Because of relative simplicity of signal transduction pathway, bacterial chemotaxis sensory systems have been expected to be applied to biosensor. Tar and Tsr receptors mediate chemotaxis of and have been studied extensively as models of chemoreception by bacterial two-transmembrane receptors. Such studies are typically conducted using two canonical ligands: l-aspartate for Tar and l-serine for Tsr. However, Tar and Tsr also recognize various analogs of aspartate and serine; it remains unknown whether the mechanism by which the canonical ligands are recognized is also common to the analogs. Moreover, in terms of engineering, it is important to know a single species of receptor can recognize various ligands to utilize bacterial receptor as the sensor for wide range of substances. To answer these questions, we tried to extract the features that are common to the recognition of the different analogs by constructing classification models based on machine-learning. We computed 20 physicochemical parameters for each of 38 well-known attractants that act as chemoreception ligands, and 15 known non-attractants.

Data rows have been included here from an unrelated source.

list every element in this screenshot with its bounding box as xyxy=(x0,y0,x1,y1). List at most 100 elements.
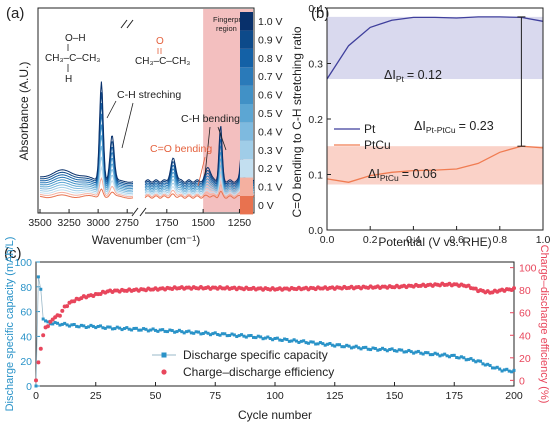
colorbar-label: 0.1 V xyxy=(258,182,283,194)
capacity-point xyxy=(213,331,217,335)
capacity-point xyxy=(137,328,141,332)
capacity-point xyxy=(385,349,389,353)
capacity-point xyxy=(256,334,260,338)
spectrum-low-wavenumber xyxy=(144,151,255,190)
isopropanol-chain: CH₃–C–CH₃ xyxy=(45,53,100,64)
capacity-point xyxy=(378,348,382,352)
panel-c-ytick-label: 80 xyxy=(20,282,32,294)
capacity-point xyxy=(512,368,516,372)
delta-diff-annotation: ΔIPt-PtCu = 0.23 xyxy=(414,119,494,135)
legend-capacity-marker xyxy=(161,352,167,358)
capacity-point xyxy=(287,339,291,343)
delta-pt-value: = 0.12 xyxy=(407,68,442,82)
capacity-point xyxy=(498,367,502,371)
capacity-point xyxy=(326,342,330,346)
capacity-point xyxy=(247,334,251,338)
capacity-point xyxy=(156,329,160,333)
capacity-point xyxy=(259,335,263,339)
efficiency-point xyxy=(512,286,516,291)
capacity-point xyxy=(36,275,40,279)
capacity-point xyxy=(402,350,406,354)
capacity-point xyxy=(77,325,81,329)
capacity-point xyxy=(467,357,471,361)
isopropanol-h: H xyxy=(65,74,72,85)
capacity-point xyxy=(103,326,107,330)
capacity-point xyxy=(177,328,181,332)
colorbar-swatch xyxy=(240,12,253,31)
capacity-point xyxy=(349,346,353,350)
legend-capacity-label: Discharge specific capacity xyxy=(183,348,328,362)
colorbar-swatch xyxy=(240,104,253,123)
acetone-structure: O CH₃–C–CH₃ xyxy=(135,36,190,67)
capacity-point xyxy=(115,325,119,329)
capacity-point xyxy=(412,351,416,355)
capacity-point xyxy=(302,339,306,343)
capacity-point xyxy=(438,354,442,358)
capacity-point xyxy=(450,353,454,357)
capacity-point xyxy=(462,356,466,360)
panel-a-xlabel: Wavenumber (cm⁻¹) xyxy=(92,233,201,247)
panel-c: (c) 0 25 50 75 100 125 150 175 200 0 20 40 60 80 100 0 2… xyxy=(4,237,550,422)
panel-c-y2tick-label: 60 xyxy=(519,308,531,320)
capacity-point xyxy=(447,355,451,359)
capacity-point xyxy=(510,370,514,374)
capacity-point xyxy=(316,342,320,346)
capacity-point xyxy=(56,321,60,325)
capacity-point xyxy=(318,341,322,345)
capacity-point xyxy=(328,341,332,345)
capacity-point xyxy=(471,358,475,362)
capacity-point xyxy=(352,345,356,349)
co-bending-label: C=O bending xyxy=(150,143,212,155)
panel-c-ytick-label: 20 xyxy=(20,356,32,368)
efficiency-point xyxy=(45,324,50,329)
efficiency-point xyxy=(38,346,43,351)
capacity-point xyxy=(168,328,172,332)
panel-c-ticks: 0 25 50 75 100 125 150 175 200 0 20 40 60 80 100 0 20 40 6… xyxy=(14,257,536,402)
capacity-point xyxy=(505,367,509,371)
capacity-point xyxy=(383,348,387,352)
isopropanol-structure: O–H CH₃–C–CH₃ H xyxy=(45,33,100,85)
panel-a-frame xyxy=(37,7,255,214)
capacity-point xyxy=(89,323,93,327)
capacity-point xyxy=(388,347,392,351)
capacity-point xyxy=(393,349,396,353)
capacity-point xyxy=(390,347,394,351)
panel-a-xtick-label: 2750 xyxy=(116,217,140,229)
capacity-point xyxy=(452,353,456,357)
capacity-point xyxy=(416,349,420,353)
capacity-point xyxy=(369,348,373,352)
capacity-point xyxy=(275,336,279,340)
capacity-point xyxy=(161,328,165,332)
spectrum-high-wavenumber xyxy=(39,113,134,188)
colorbar-label: 0.8 V xyxy=(258,53,283,65)
spectrum-high-wavenumber xyxy=(39,165,134,196)
colorbar-label: 0.6 V xyxy=(258,90,283,102)
delta-ptcu-annotation: ΔIPtCu = 0.06 xyxy=(368,167,437,183)
capacity-point xyxy=(175,330,179,334)
series-line-ptcu xyxy=(326,145,544,183)
panel-c-xtick-label: 175 xyxy=(445,390,463,402)
capacity-point xyxy=(273,336,277,340)
capacity-point xyxy=(189,331,193,335)
panel-c-xtick-label: 75 xyxy=(209,390,221,402)
legend-pt-label: Pt xyxy=(364,122,376,136)
capacity-point xyxy=(113,327,117,331)
panel-c-xtick-label: 25 xyxy=(90,390,102,402)
capacity-point xyxy=(311,340,315,344)
spectrum-low-wavenumber xyxy=(144,183,255,198)
panel-b-series xyxy=(326,16,544,183)
efficiency-point xyxy=(473,286,478,291)
capacity-point xyxy=(79,323,83,327)
panel-b-xlabel: Potential (V vs. RHE) xyxy=(378,235,491,249)
capacity-point xyxy=(208,333,212,337)
panel-c-xtick-label: 200 xyxy=(505,390,523,402)
panel-c-xtick-label: 125 xyxy=(326,390,344,402)
delta-diff-sub: Pt-PtCu xyxy=(426,125,456,135)
colorbar-swatch xyxy=(240,85,253,104)
spectrum-high-wavenumber xyxy=(39,135,134,191)
capacity-point xyxy=(216,333,220,337)
panel-c-y2tick-label: 100 xyxy=(519,263,537,275)
panel-a: (a) Fingerprint region 3500 3250 3000 2750 1… xyxy=(6,5,283,247)
axis-break-mark-1 xyxy=(131,207,139,217)
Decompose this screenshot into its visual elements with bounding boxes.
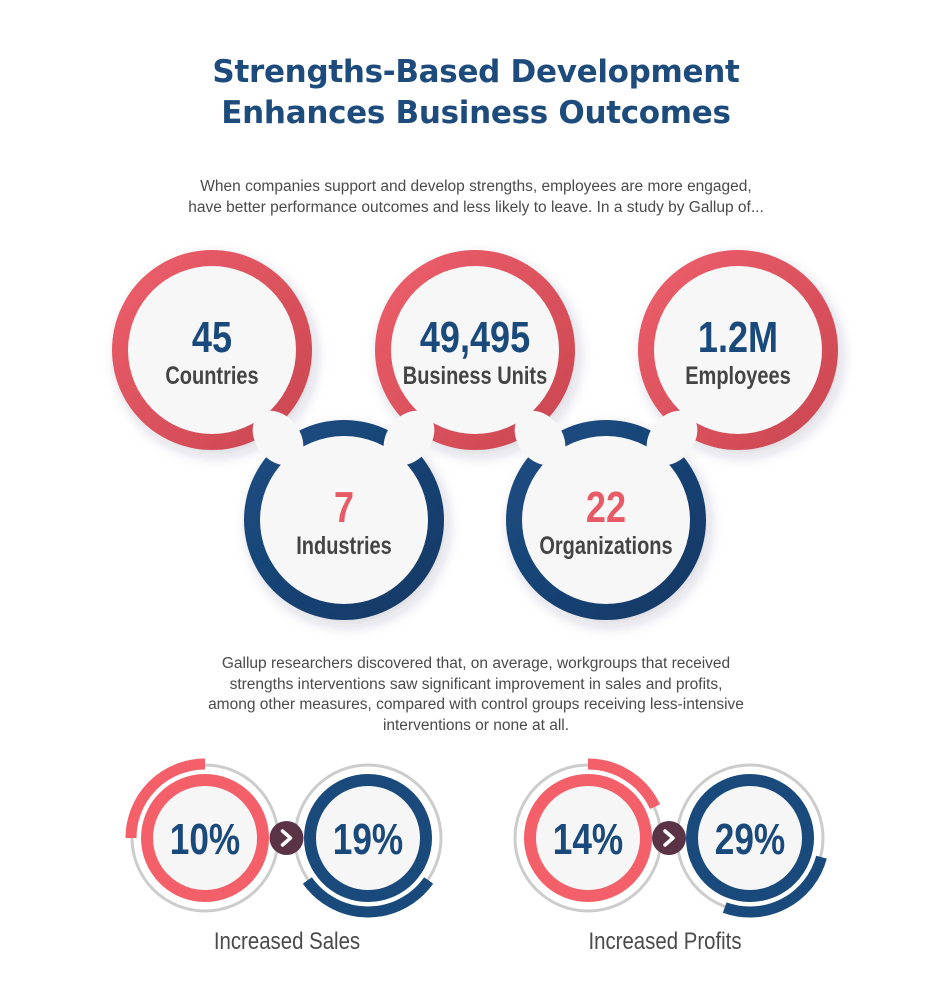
gauge-value-arc [587,758,661,810]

The classification models were generated by utilizing one or more of the seven physicochemical properties as descriptors. From the classification models, we identified the most effective physicochemical parameter for classification: the minimum electron potential. This descriptor that occurred repeatedly in classification models with the highest accuracies, This descriptor used alone could accurately classify 42/53 of compounds. Among the 11 misclassified compounds, eight contained two carboxyl groups, which is analogous to the structure of characteristic of aspartate analog. When considered separately, 16 of the 17 aspartate analogs could be classified accurately based on the distance between their two carboxyl groups. As shown in these results, we succeed to predict the ligands for bacterial chemoreceptors using only a few descriptors; single descriptor for single receptor. This result might be due to the relatively simple topology of bacterial two-transmembrane receptors compared to the G-protein-coupled receptors of seven-transmembrane receptors. Moreover, this distance between carboxyl groups correlated with the receptor binding affinity of the aspartate analogs. In view of this correlation, we propose a common mechanism underlying ligand recognition by Tar of compounds with two carboxyl groups.